Publié le 13 février 2009

Véronique vit en Martinique depuis 11 ans. Mariée et mère de deux enfants, elle déplore l’augmentation des prix ces dernières années et craint que la situation ne se durcisse dans les prochaines semaines.

Grève en Martinique

Entretien daté du 10 février 2009

Pouvez-vous vous présenter svp ?

Véronique, j’ai 32 ans, deux enfants et je suis mariée. J’ai vécu très jeune à la Réunion. Je suis partie ensuite en Métropole où j’ai obtenu un BTS en Economie sociale et familiale. Mon attachement a toujours été très grand pour la Réunion. Après mon BTS, nous avons tiré mon copain et moi au sort entre la Réunion et la Martinique et nous avons atterri ici en 1998. J’ai toujours travaillé comme assistante de direction dans diverses entreprises. Mais déçue par des employeurs peu scrupuleux, j’ai monté récemment mon entreprise (homesitting-antilles.com). Je suis maintenant chef d’entreprise.

Racontez-nous les débuts de la grève en Martinique.

La Martinique a commencé à suivre le mouvement de grève nationale du jeudi 5 février. Ce mouvement a mobilisé ici 20 000 personnes dans les rues, un nombre surprenant et très inattendu. Jusque là, la Martinique était restée en retrait par rapport à la grève en Guadeloupe. Mais les syndicats ont profité de cette forte mobilisation pour soutenir la Guadeloupe et lancer le mouvement sur la "vie chère", les bas salaires, l’essence trop chère... Tout ceci était à prévoir. Il y a quelques mois c’était la Guyane, ensuite la Guadeloupe et maintenant la Martinique.

Comment sont-ils vécus ces événements autour de vous ?

Le mouvement vient de démarrer. Il est relativement bien vécu pour l’instant même s’il faut s’organiser autrement : écoles fermées, pas d’essence dans les stations, opérations "molokoy" (escargot) sur les routes, opérations coup de poing pour faire fermer les magasins qui font de la résistance. Un seul mot d’ordre : "solidarité". Si la Guadeloupe obtient quelque chose, c’est parce qu’ils se sont serrés les coudes et qu’ils n’ont pas lâché prise.

Quelle est votre explication personnelle de cette situation ?
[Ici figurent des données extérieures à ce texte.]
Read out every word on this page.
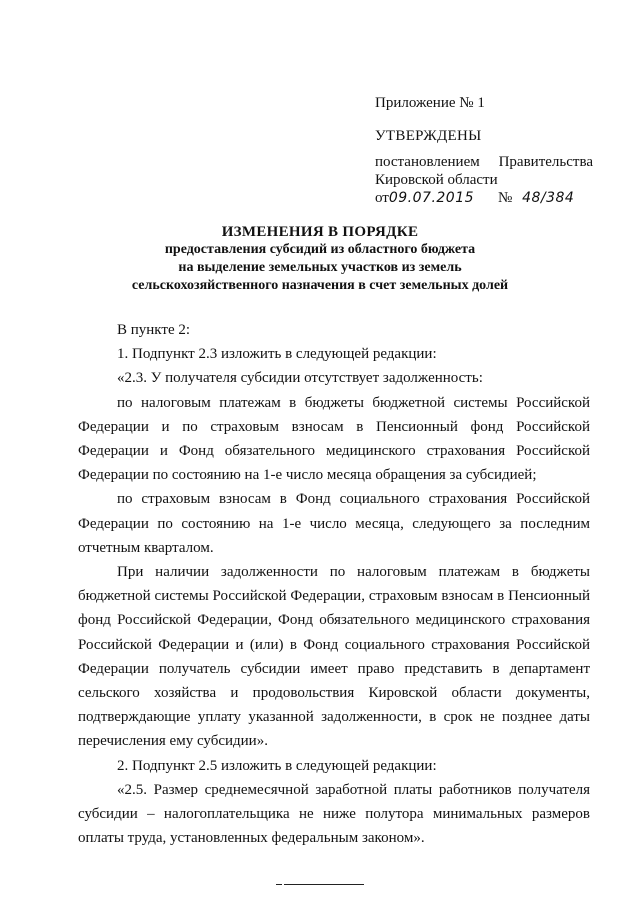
Приложение № 1
УТВЕРЖДЕНЫ
постановлением Правительства
Кировской области
от09.07.2015 № 48/384
ИЗМЕНЕНИЯ В ПОРЯДКЕ
предоставления субсидий из областного бюджета
на выделение земельных участков из земель
сельскохозяйственного назначения в счет земельных долей

В пункте 2:

1. Подпункт 2.3 изложить в следующей редакции:

«2.3. У получателя субсидии отсутствует задолженность:

по налоговым платежам в бюджеты бюджетной системы Российской Федерации и по страховым взносам в Пенсионный фонд Российской Федерации и Фонд обязательного медицинского страхования Российской Федерации по состоянию на 1-е число месяца обращения за субсидией;

по страховым взносам в Фонд социального страхования Российской Федерации по состоянию на 1-е число месяца, следующего за последним отчетным кварталом.

При наличии задолженности по налоговым платежам в бюджеты бюджетной системы Российской Федерации, страховым взносам в Пенсионный фонд Российской Федерации, Фонд обязательного медицинского страхования Российской Федерации и (или) в Фонд социального страхования Российской Федерации получатель субсидии имеет право представить в департамент сельского хозяйства и продовольствия Кировской области документы, подтверждающие уплату указанной задолженности, в срок не позднее даты перечисления ему субсидии».

2. Подпункт 2.5 изложить в следующей редакции:

«2.5. Размер среднемесячной заработной платы работников получателя субсидии – налогоплательщика не ниже полутора минимальных размеров оплаты труда, установленных федеральным законом».
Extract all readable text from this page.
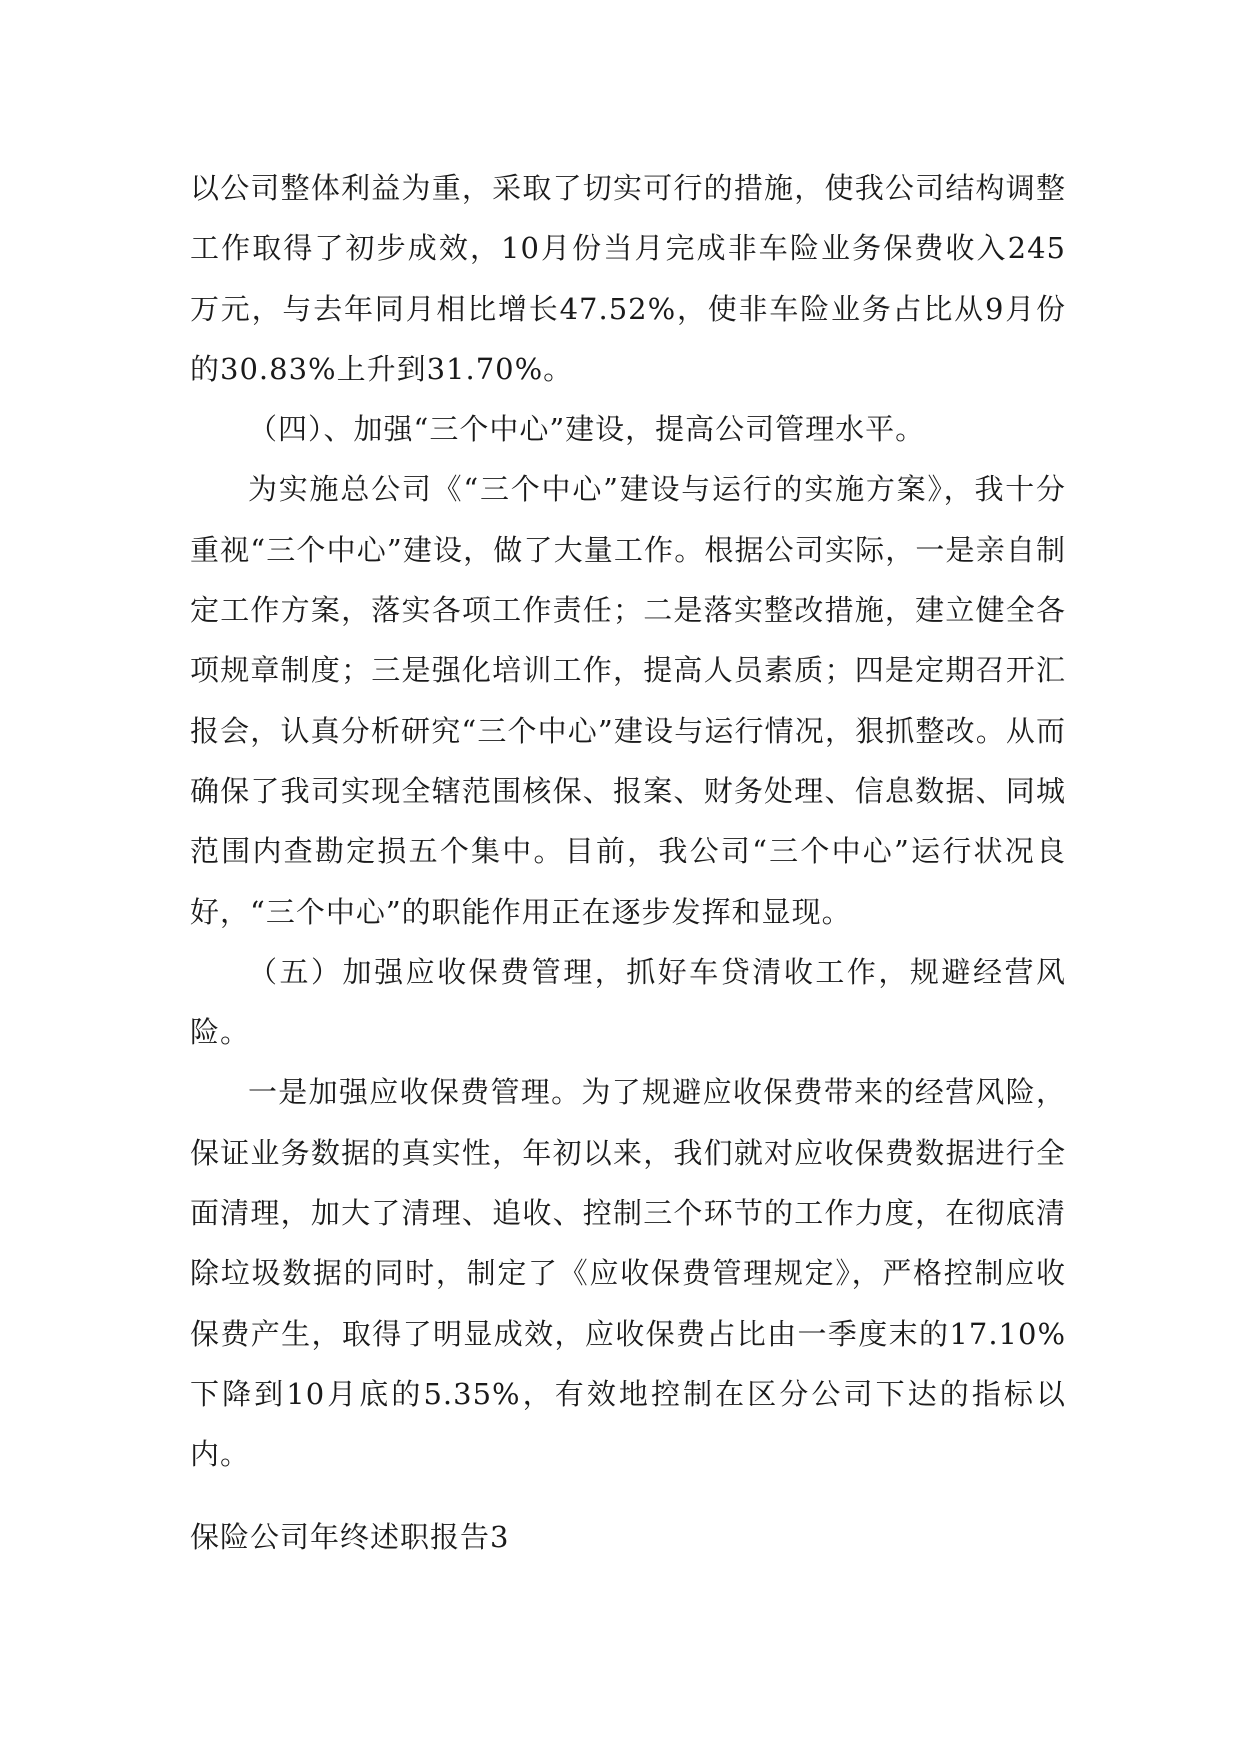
以公司整体利益为重，采取了切实可行的措施，使我公司结构调整工作取得了初步成效，10月份当月完成非车险业务保费收入245万元，与去年同月相比增长47.52%，使非车险业务占比从9月份的30.83%上升到31.70%。

（四）、加强“三个中心”建设，提高公司管理水平。

为实施总公司《“三个中心”建设与运行的实施方案》，我十分重视“三个中心”建设，做了大量工作。根据公司实际，一是亲自制定工作方案，落实各项工作责任；二是落实整改措施，建立健全各项规章制度；三是强化培训工作，提高人员素质；四是定期召开汇报会，认真分析研究“三个中心”建设与运行情况，狠抓整改。从而确保了我司实现全辖范围核保、报案、财务处理、信息数据、同城范围内查勘定损五个集中。目前，我公司“三个中心”运行状况良好，“三个中心”的职能作用正在逐步发挥和显现。

（五）加强应收保费管理，抓好车贷清收工作，规避经营风险。

一是加强应收保费管理。为了规避应收保费带来的经营风险，保证业务数据的真实性，年初以来，我们就对应收保费数据进行全面清理，加大了清理、追收、控制三个环节的工作力度，在彻底清除垃圾数据的同时，制定了《应收保费管理规定》，严格控制应收保费产生，取得了明显成效，应收保费占比由一季度末的17.10%下降到10月底的5.35%，有效地控制在区分公司下达的指标以内。

保险公司年终述职报告3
Je pense que cette situation était inévitable. Le taux de chômage frôle les 21% ici et 15% de la population martiniquaise vit sous le seuil de pauvreté. Nous sommes en 2009 dans un département français, c’est hallucinant ! Je vis depuis 11 ans en Martinique ; le coût de la vie a beaucoup augmenté. On paye un yaourt le double voire le triple du prix de la métropole. Ce n’est pas normal, c’est révoltant.

Quelles comparaisons pouvez-vous faire avec la Réunion ?

Mis à part le taux de Rmistes, le chômage et la vie chère, les points de ressemblances avec la Réunion s’arrêtent là. Je trouve que la Réunion arrive mieux à tirer son épingle du jeu. Il y a beaucoup plus d’infrastructures, l’île est plus développée. La Martinique aurait également beaucoup de leçons à tirer sur le point de l’acceptation de l’autre. Il y a une très grande fracture ici entre « Martiniquais » et Békés (descendants des colons blancs). D’ailleurs pour beaucoup de Martiniquais, la situation actuelle incombe aux Békés, qui possèdent 40% de la grande distribution, 52% des terres et une grande partie de l’économie. Ils fixent leurs propres prix sans aucune concurrence.

Comment voyez-vous la suite des événements ?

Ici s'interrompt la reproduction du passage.